Some people want to see in this a sort of Black Hand (Facebook and makes companies not left them no choice but to pay for position), but the network has explained on numerous occasions that the situation is marked rather than growth users and content. As more users on Facebook and as more content is published, it is much more difficult to be content finally reaches the feed. To this they add that the algorithm tries to match what consumers want and they prefer the personal contact information before updates marks.

As it descends what can be achieved organically and as new social networks that are showing situations contrary, companies are abandoning Facebook? Are they throwing in the towel before the change of situation and looking for greener pastures? The truth is that the numbers show no and, perhaps even more curious result, are publishing more and more content.

According to a study of Quintly, the volume of daily updates of brands on Facebook has risen by 36% in 2015 (the last year for which full data are available).

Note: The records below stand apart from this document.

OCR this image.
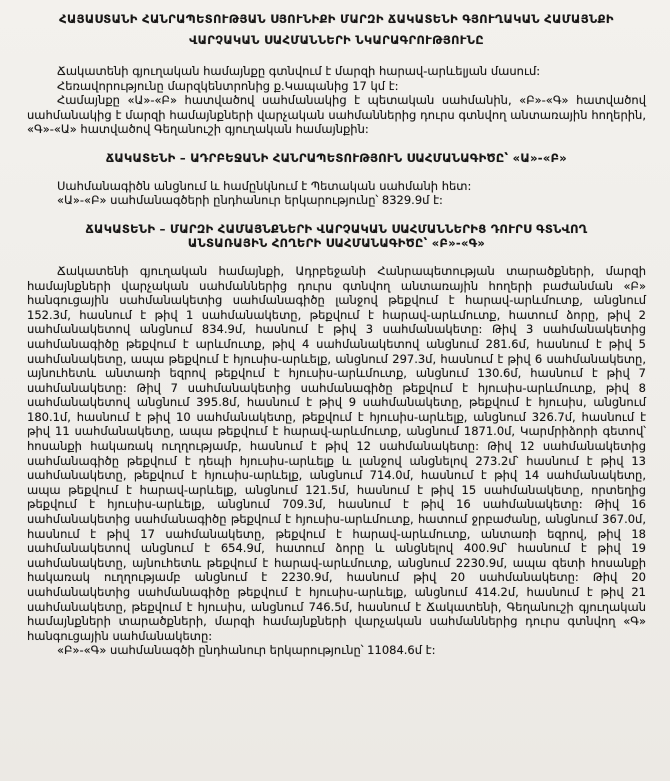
ՀԱՅԱՍՏԱՆԻ ՀԱՆՐԱՊԵՏՈՒԹՅԱՆ ՍՅՈՒՆԻՔԻ ՄԱՐԶԻ ՃԱԿԱՏԵՆԻ ԳՅՈՒՂԱԿԱՆ ՀԱՄԱՅՆՔԻ
ՎԱՐՉԱԿԱՆ ՍԱՀՄԱՆՆԵՐԻ ՆԿԱՐԱԳՐՈՒԹՅՈՒՆԸ

Ճակատենի գյուղական համայնքը գտնվում է մարզի հարավ-արևելյան մասում:

Հեռավորությունը մարզկենտրոնից ք.Կապանից 17 կմ է:

Համայնքը «Ա»-«Բ» հատվածով սահմանակից է պետական սահմանին, «Բ»-«Գ» հատվածով սահմանակից է մարզի համայնքների վարչական սահմաններից դուրս գտնվող անտառային հողերին, «Գ»-«Ա» հատվածով Գեղանուշի գյուղական համայնքին:

ՃԱԿԱՏԵՆԻ – ԱԴՐԲԵՋԱՆԻ ՀԱՆՐԱՊԵՏՈՒԹՅՈՒՆ ՍԱՀՄԱՆԱԳԻԾԸ՝ «Ա»-«Բ»

Սահմանագիծն անցնում և համընկնում է Պետական սահմանի հետ:

«Ա»-«Բ» սահմանագծերի ընդհանուր երկարությունը՝ 8329.9մ է:

ՃԱԿԱՏԵՆԻ – ՄԱՐԶԻ ՀԱՄԱՅՆՔՆԵՐԻ ՎԱՐՉԱԿԱՆ ՍԱՀՄԱՆՆԵՐԻՑ ԴՈՒՐՍ ԳՏՆՎՈՂ
ԱՆՏԱՌԱՅԻՆ ՀՈՂԵՐԻ ՍԱՀՄԱՆԱԳԻԾԸ՝ «Բ»-«Գ»

Ճակատենի գյուղական համայնքի, Ադրբեջանի Հանրապետության տարածքների, մարզի համայնքների վարչական սահմաններից դուրս գտնվող անտառային հողերի բաժանման «Բ» հանգուցային սահմանակետից սահմանագիծը լանջով թեքվում է հարավ-արևմուտք, անցնում 152.3մ, հասնում է թիվ 1 սահմանակետը, թեքվում է հարավ-արևմուտք, հատում ձորը, թիվ 2 սահմանակետով անցնում 834.9մ, հասնում է թիվ 3 սահմանակետը: Թիվ 3 սահմանակետից սահմանագիծը թեքվում է արևմուտք, թիվ 4 սահմանակետով անցնում 281.6մ, հասնում է թիվ 5 սահմանակետը, ապա թեքվում է հյուսիս-արևելք, անցնում 297.3մ, հասնում է թիվ 6 սահմանակետը, այնուհետև անտառի եզրով թեքվում է հյուսիս-արևմուտք, անցնում 130.6մ, հասնում է թիվ 7 սահմանակետը: Թիվ 7 սահմանակետից սահմանագիծը թեքվում է հյուսիս-արևմուտք, թիվ 8 սահմանակետով անցնում 395.8մ, հասնում է թիվ 9 սահմանակետը, թեքվում է հյուսիս, անցնում 180.1մ, հասնում է թիվ 10 սահմանակետը, թեքվում է հյուսիս-արևելք, անցնում 326.7մ, հասնում է թիվ 11 սահմանակետը, ապա թեքվում է հարավ-արևմուտք, անցնում 1871.0մ, Կարմրիձորի գետով՝ հոսանքի հակառակ ուղղությամբ, հասնում է թիվ 12 սահմանակետը: Թիվ 12 սահմանակետից սահմանագիծը թեքվում է դեպի հյուսիս-արևելք և լանջով անցնելով 273.2մ՝ հասնում է թիվ 13 սահմանակետը, թեքվում է հյուսիս-արևելք, անցնում 714.0մ, հասնում է թիվ 14 սահմանակետը, ապա թեքվում է հարավ-արևելք, անցնում 121.5մ, հասնում է թիվ 15 սահմանակետը, որտեղից թեքվում է հյուսիս-արևելք, անցնում 709.3մ, հասնում է թիվ 16 սահմանակետը: Թիվ 16 սահմանակետից սահմանագիծը թեքվում է հյուսիս-արևմուտք, հատում ջրբաժանը, անցնում 367.0մ, հասնում է թիվ 17 սահմանակետը, թեքվում է հարավ-արևմուտք, անտառի եզրով, թիվ 18 սահմանակետով անցնում է 654.9մ, հատում ձորը և անցնելով 400.9մ՝ հասնում է թիվ 19 սահմանակետը, այնուհետև թեքվում է հարավ-արևմուտք, անցնում 2230.9մ, ապա գետի հոսանքի հակառակ ուղղությամբ անցնում է 2230.9մ, հասնում թիվ 20 սահմանակետը: Թիվ 20 սահմանակետից սահմանագիծը թեքվում է հյուսիս-արևելք, անցնում 414.2մ, հասնում է թիվ 21 սահմանակետը, թեքվում է հյուսիս, անցնում 746.5մ, հասնում է Ճակատենի, Գեղանուշի գյուղական համայնքների տարածքների, մարզի համայնքների վարչական սահմաններից դուրս գտնվող «Գ» հանգուցային սահմանակետը:

«Բ»-«Գ» սահմանագծի ընդհանուր երկարությունը՝ 11084.6մ է:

Twitter remains the social network in which more content is published volume (keep in mind that is the one that has a lower median life span for those content) but Facebook is showing an upward trend.

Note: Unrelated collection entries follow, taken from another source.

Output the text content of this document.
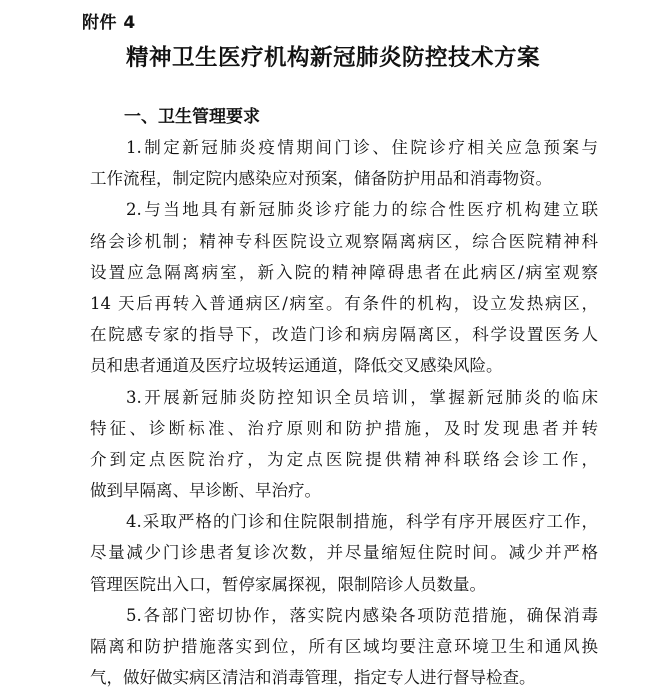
附件 4
精神卫生医疗机构新冠肺炎防控技术方案
一、卫生管理要求

1.制定新冠肺炎疫情期间门诊、住院诊疗相关应急预案与
工作流程，制定院内感染应对预案，储备防护用品和消毒物资。

2.与当地具有新冠肺炎诊疗能力的综合性医疗机构建立联
络会诊机制；精神专科医院设立观察隔离病区，综合医院精神科
设置应急隔离病室，新入院的精神障碍患者在此病区/病室观察
14 天后再转入普通病区/病室。有条件的机构，设立发热病区，
在院感专家的指导下，改造门诊和病房隔离区，科学设置医务人
员和患者通道及医疗垃圾转运通道，降低交叉感染风险。

3.开展新冠肺炎防控知识全员培训，掌握新冠肺炎的临床
特征、诊断标准、治疗原则和防护措施，及时发现患者并转
介到定点医院治疗，为定点医院提供精神科联络会诊工作，
做到早隔离、早诊断、早治疗。

4.采取严格的门诊和住院限制措施，科学有序开展医疗工作，
尽量减少门诊患者复诊次数，并尽量缩短住院时间。减少并严格
管理医院出入口，暂停家属探视，限制陪诊人员数量。

5.各部门密切协作，落实院内感染各项防范措施，确保消毒
隔离和防护措施落实到位，所有区域均要注意环境卫生和通风换
气，做好做实病区清洁和消毒管理，指定专人进行督导检查。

Quintly analysts see it as a sign of the survival of this social network. “In Facebook, the sharp increase is a symptom of Facebook is far from dead. It shows that companies still rely heavily on this network” aims to Warc Alfroza Irin a social media analyst at Quintly. Is a move also to cover what was lost? In the study did not reach any conclusion related, so in reality at this point one can only speculate. Will brands covering the fall of overall results of the content posted on Facebook by simply publishing more and more content to try to reach the same results?

What it is happening in other social networks?

Facebook is not the only social network that is published more and more. Faced with Twitter, that despite the fact of being in which more content is published has entered into reverse (the number of updates on Twitter fell 2%), Instagram is positioned upward. The number of updates, according to data from Quintly, rose by 14%.

To this must be added that this network has also been shown that growth rates faster followers. Instagram is the social network in which more followers faster you get, which makes sense if you consider that it is the youngest and therefore it is even greener. Instagram still has not reached saturation and therefore there is room for growth for brands.

But brands should not be left simply with this information when making your social networking strategy, because the truth is that the issue is likely to change. The study itself shows that Instagram had a moment of peak growth of followers in February 2015 and, since then, the trend has been moderating (i.e. continue to earn faster followers than other social networks, but not so fast like in the past). Other studies have been showing throughout the year Instagram faces just that problem: the social network is no longer the Dorado was once for brands.

Less fans rife more

The study also points to an issue that will end once and for all with an obsession among brands to achieve millionaire follower’s lists. The study shows that large numbers of fans do not imply greater engagement or greater activity among the fan base. The highest ratios of interactions occur among those with lower numbers of followers, possibly because smaller profiles are much more interactive and more focused. “These results support the idea that large numbers on social networks do not involve a lot of activity,” says the analyst.